Ma sœur Maryam, plus jeune que moi, a été condamnée à 15 ans de prison. Elle est mère de trois enfants, dont l’un avait moins de 14 ans quand elle a été arrêtée. Cela fait six ans qu’elle est derrière les barreaux.
J’ai appris que vous vous apprêtiez à rencontrer ce criminel de Hassan Rohani, ce qui me consterne. Je voulais vous dire comment ma famille a été doublement victime de ce régime.
Le 18 septembre 1981, mon frère Ali-Reza a été fusillé sans le moindre procès ni la moindre chance de se défendre. Ensuite en 1985, un autre de mes frères Gholam-Reza, qui était depuis deux ans en prison, a aussi été fusillé. Puis au mois d’aout 1988, j’ai perdu ma petite sœur Roghieh et mon frère cadet Abdol-Reza dans le massacre des prisonniers politique. Ils étaient tous deux depuis sept ans en prison. Ils avaient été condamnés à trois ans mais en avaient fait quatre de plus. Ils ont été exécutés pour leur soutien aux Moudjahidine du peuple d’Iran (OMPI) et avoir vendu leurs journaux.
Je pense qu’il est bon que vous sachiez que notre famille n’a même pas eu la permission d’assister à l’enterrement des siens. Même certains des proches et amis venus présenter leurs condoléances à la maison ont été menacés et emprisonnés. Ma mère, écrasée de douleur, a aussi été emprisonnée quelques mois. Sous une pression inhumaine, elle est morte après avoir fait un AVC.

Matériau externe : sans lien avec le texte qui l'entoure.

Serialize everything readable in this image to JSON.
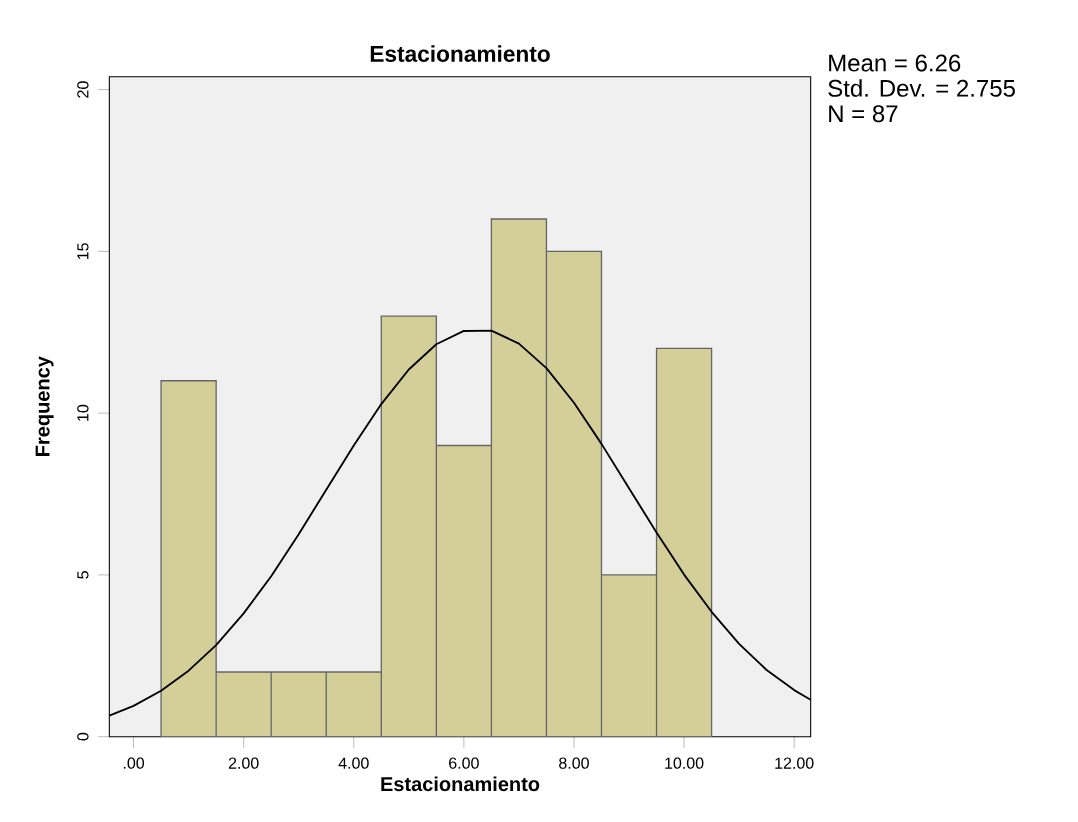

Tout au long de ces années et de ces crimes, Hassan Rohani a été l’un des principaux responsables, notamment pendant dix ans au poste de Secrétaire du Conseil suprême de sécurité national. C’est sous son autorité que cela s’est déroulé et il y a joué un rôle direct.
C’est pourquoi jusqu’à présent, l’Assemblée générale de l’ONU a condamné ce régime 62 fois pour ses violations des droits humain.
Aussi, moi ou n’importe quelle personne éprise de liberté, ne sommes-nous pas en droit de nous étonner et de nous affliger de la rencontre que vous comptez faire ou même de la permission accordée à ce personnage d’entrer en France ?
Or vous savez que sous son mandat plus de 2000 personnes ont été exécutées et quelles tueries ont été commises en Syrie, au Yémen ou en Irak ; nul besoin de le répéter.
En tant que prisonnier politique qui a perdu aussi cruellement ses frères et sœurs, fusillés, exécutés, massacrés, je vous demande si vous savez franchement qui vous allez rencontrer et quels crimes vous allez ainsi légitimer, et cela au nom de la France ?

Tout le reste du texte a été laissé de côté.